Towards High-Fidelity, Identity-Preserving Real-Time Makeup Transfer: Decoupling Style Generation
This addresses practical adoption challenges in live makeup applications for users by enabling real-time, identity-preserving cosmetic transfer, though it is incremental as it builds on existing methods with novel training objectives.
The paper tackles the problem of real-time virtual makeup try-on by decoupling makeup transfer into extraction and rendering steps, achieving high-fidelity, identity-preserving results with robust temporal consistency, outperforming existing baselines in detail capture and stability.

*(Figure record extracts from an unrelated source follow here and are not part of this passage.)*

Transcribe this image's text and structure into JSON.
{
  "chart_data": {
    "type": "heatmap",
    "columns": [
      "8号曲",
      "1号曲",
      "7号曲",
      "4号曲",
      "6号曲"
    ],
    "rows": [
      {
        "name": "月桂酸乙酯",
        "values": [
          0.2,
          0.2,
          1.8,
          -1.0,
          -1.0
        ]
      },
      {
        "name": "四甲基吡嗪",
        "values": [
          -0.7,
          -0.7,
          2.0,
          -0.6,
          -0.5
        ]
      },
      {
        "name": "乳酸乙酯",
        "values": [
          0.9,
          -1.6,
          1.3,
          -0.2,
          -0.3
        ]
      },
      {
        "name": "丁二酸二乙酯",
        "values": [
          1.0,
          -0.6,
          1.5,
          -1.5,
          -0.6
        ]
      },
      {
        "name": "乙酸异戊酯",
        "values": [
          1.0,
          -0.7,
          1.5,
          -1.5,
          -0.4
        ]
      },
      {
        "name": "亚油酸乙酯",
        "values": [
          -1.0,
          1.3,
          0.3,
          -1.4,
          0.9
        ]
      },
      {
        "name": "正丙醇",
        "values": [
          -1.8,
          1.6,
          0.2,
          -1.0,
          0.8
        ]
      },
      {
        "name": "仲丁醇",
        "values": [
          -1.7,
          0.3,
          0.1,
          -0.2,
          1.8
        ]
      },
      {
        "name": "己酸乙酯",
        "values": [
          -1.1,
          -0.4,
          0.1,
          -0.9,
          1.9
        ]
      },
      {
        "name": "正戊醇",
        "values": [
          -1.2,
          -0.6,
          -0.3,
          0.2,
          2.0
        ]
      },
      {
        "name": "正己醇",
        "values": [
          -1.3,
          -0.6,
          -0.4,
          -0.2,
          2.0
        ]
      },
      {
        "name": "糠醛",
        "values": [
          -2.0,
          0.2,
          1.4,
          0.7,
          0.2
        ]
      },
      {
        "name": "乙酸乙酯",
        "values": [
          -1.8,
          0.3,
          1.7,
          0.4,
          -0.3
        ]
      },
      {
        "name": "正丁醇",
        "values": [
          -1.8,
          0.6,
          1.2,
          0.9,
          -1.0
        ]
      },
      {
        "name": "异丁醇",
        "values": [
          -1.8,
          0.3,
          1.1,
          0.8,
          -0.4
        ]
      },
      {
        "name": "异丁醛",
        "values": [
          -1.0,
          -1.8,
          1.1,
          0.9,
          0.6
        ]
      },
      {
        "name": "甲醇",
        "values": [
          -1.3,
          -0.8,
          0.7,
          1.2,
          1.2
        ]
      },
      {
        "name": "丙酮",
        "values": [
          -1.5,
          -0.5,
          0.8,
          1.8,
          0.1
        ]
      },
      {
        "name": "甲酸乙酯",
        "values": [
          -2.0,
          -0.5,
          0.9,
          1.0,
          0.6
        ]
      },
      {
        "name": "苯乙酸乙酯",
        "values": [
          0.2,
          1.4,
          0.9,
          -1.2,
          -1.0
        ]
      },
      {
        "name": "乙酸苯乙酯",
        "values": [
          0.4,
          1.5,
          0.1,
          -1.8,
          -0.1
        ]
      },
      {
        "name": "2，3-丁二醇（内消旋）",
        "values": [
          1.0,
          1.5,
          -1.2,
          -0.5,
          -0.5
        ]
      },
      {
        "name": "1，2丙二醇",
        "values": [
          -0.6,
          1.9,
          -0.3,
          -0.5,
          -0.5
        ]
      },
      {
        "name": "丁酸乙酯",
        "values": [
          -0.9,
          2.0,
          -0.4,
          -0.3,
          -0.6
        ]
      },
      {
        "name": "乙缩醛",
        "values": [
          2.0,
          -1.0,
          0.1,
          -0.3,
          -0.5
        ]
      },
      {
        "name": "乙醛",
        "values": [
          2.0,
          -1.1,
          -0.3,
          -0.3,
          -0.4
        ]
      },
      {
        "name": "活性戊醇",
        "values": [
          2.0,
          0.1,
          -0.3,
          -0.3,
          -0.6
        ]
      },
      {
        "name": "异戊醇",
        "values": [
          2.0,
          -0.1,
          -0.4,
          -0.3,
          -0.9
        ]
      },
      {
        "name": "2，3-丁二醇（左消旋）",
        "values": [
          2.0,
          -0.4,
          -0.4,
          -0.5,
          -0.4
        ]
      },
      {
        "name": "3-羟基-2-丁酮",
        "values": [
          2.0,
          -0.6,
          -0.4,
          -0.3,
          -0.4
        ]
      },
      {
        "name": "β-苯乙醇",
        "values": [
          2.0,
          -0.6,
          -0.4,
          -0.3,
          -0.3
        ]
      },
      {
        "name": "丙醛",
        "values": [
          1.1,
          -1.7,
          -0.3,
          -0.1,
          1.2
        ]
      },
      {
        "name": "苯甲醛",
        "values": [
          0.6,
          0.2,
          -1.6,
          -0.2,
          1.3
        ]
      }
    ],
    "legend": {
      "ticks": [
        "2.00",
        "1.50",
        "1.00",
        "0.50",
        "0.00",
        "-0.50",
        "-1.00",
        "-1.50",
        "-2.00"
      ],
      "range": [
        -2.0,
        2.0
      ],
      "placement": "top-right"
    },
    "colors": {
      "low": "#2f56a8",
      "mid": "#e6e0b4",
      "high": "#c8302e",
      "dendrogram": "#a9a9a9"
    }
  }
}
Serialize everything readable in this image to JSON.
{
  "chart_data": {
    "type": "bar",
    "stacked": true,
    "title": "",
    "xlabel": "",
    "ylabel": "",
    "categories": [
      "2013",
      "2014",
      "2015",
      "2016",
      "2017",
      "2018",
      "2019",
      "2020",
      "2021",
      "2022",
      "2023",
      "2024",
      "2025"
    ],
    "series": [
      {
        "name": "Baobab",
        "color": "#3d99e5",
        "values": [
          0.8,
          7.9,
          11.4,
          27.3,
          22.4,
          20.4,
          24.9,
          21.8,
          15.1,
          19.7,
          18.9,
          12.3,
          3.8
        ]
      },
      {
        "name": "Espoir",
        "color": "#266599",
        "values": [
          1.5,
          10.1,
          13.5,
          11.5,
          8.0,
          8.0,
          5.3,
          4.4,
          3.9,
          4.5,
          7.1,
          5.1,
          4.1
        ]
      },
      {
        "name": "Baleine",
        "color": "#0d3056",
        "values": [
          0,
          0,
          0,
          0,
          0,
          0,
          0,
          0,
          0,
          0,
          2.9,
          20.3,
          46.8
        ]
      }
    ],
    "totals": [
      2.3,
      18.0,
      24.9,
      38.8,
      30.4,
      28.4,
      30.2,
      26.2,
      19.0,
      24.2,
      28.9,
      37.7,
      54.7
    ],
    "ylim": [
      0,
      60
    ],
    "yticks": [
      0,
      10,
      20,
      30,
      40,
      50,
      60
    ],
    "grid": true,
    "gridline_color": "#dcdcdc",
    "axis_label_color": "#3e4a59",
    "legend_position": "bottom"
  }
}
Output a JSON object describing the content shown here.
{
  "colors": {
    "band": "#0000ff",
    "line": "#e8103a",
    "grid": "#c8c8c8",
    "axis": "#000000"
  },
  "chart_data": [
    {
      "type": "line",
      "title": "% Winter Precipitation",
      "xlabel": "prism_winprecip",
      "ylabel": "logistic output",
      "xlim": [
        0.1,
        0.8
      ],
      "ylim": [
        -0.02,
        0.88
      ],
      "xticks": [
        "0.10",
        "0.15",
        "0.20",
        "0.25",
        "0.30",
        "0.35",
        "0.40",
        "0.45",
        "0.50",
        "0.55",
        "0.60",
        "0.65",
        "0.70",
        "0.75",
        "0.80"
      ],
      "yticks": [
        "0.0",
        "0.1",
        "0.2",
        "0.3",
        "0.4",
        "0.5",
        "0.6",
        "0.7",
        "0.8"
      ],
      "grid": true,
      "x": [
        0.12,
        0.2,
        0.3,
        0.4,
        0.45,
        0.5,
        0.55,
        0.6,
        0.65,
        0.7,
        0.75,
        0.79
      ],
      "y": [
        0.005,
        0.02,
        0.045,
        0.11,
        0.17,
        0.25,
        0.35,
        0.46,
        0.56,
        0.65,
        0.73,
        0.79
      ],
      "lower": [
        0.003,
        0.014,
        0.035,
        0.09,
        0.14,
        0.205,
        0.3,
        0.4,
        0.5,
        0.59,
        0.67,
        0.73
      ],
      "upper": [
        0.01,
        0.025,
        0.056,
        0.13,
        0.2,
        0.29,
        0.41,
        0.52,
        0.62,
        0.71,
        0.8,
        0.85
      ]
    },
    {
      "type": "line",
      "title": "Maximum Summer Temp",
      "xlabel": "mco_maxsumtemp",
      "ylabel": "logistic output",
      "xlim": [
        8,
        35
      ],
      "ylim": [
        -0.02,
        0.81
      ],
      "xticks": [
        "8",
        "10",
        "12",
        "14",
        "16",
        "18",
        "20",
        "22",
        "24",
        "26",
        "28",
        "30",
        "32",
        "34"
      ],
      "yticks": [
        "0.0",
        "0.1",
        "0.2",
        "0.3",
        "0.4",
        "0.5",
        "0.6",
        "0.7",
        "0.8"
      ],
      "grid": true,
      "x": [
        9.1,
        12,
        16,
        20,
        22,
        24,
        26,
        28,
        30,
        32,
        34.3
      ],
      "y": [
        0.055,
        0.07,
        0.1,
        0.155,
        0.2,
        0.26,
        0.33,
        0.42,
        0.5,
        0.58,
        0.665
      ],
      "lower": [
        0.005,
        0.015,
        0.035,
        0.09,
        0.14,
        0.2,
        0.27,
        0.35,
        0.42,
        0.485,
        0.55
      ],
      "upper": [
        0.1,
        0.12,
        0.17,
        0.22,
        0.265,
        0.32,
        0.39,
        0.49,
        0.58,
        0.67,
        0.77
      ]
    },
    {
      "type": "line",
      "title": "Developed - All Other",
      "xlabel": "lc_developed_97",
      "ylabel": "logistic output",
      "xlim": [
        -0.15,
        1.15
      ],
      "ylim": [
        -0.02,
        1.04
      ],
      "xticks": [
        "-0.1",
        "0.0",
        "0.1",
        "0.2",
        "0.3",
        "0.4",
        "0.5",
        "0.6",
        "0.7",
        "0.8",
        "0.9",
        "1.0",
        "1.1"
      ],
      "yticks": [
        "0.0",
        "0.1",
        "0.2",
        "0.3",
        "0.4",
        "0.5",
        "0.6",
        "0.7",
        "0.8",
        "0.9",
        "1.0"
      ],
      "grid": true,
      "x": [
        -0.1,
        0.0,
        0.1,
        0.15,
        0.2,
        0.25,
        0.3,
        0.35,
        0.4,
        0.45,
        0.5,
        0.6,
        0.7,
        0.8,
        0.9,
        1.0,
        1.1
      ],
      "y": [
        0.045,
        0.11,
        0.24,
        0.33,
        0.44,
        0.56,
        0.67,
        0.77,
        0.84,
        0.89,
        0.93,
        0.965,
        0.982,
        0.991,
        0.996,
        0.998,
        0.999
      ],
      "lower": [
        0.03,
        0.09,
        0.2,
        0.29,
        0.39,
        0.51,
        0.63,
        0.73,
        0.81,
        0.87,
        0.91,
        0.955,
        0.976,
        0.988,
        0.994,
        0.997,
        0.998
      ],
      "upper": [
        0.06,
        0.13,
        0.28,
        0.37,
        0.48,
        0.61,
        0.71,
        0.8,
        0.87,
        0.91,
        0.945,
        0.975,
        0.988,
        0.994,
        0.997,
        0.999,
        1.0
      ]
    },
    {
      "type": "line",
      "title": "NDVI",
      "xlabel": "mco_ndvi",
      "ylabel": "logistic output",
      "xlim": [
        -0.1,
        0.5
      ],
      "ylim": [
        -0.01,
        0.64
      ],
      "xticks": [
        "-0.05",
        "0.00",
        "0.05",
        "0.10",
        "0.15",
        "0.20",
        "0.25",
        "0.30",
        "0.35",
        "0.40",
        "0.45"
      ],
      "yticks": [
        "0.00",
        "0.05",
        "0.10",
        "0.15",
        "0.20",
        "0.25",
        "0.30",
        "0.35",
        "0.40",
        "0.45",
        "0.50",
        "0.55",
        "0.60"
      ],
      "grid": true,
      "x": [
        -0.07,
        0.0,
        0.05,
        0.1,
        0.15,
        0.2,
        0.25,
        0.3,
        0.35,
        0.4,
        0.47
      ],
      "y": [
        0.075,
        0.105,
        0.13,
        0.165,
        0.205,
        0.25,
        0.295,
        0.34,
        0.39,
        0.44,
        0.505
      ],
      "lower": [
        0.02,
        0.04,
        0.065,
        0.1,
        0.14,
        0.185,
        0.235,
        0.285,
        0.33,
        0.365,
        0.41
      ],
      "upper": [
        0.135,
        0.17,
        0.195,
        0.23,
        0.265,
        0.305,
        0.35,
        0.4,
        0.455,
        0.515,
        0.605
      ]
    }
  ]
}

We present a novel framework for real-time virtual makeup try-on that achieves high-fidelity, identity-preserving cosmetic transfer with robust temporal consistency. In live makeup transfer applications, it is critical to synthesize temporally coherent results that accurately replicate fine-grained makeup and preserve user's identity. However, existing methods often struggle to disentangle semitransparent cosmetics from skin tones and other identify features, causing identity shifts and raising fairness concerns. Furthermore, current methods lack real-time capabilities and fail to maintain temporal consistency, limiting practical adoption. To address these challenges, we decouple makeup transfer into two steps: transparent makeup mask extraction and graphics-based mask rendering. After the makeup extraction step, the makeup rendering can be performed in real time, enabling live makeup try-on. Our makeup extraction model trained on pseudo-ground-truth data generated via two complementary methods: a graphics-based rendering pipeline and an unsupervised k-means clustering approach. To further enhance transparency estimation and color fidelity, we propose specialized training objectives, including alpha-weighted reconstruction and lip color losses. Our method achieves robust makeup transfer across diverse poses, expressions, and skin tones while preserving temporal smoothness. Extensive experiments demonstrate that our approach outperforms existing baselines in capturing fine details, maintaining temporal stability, and preserving identity integrity.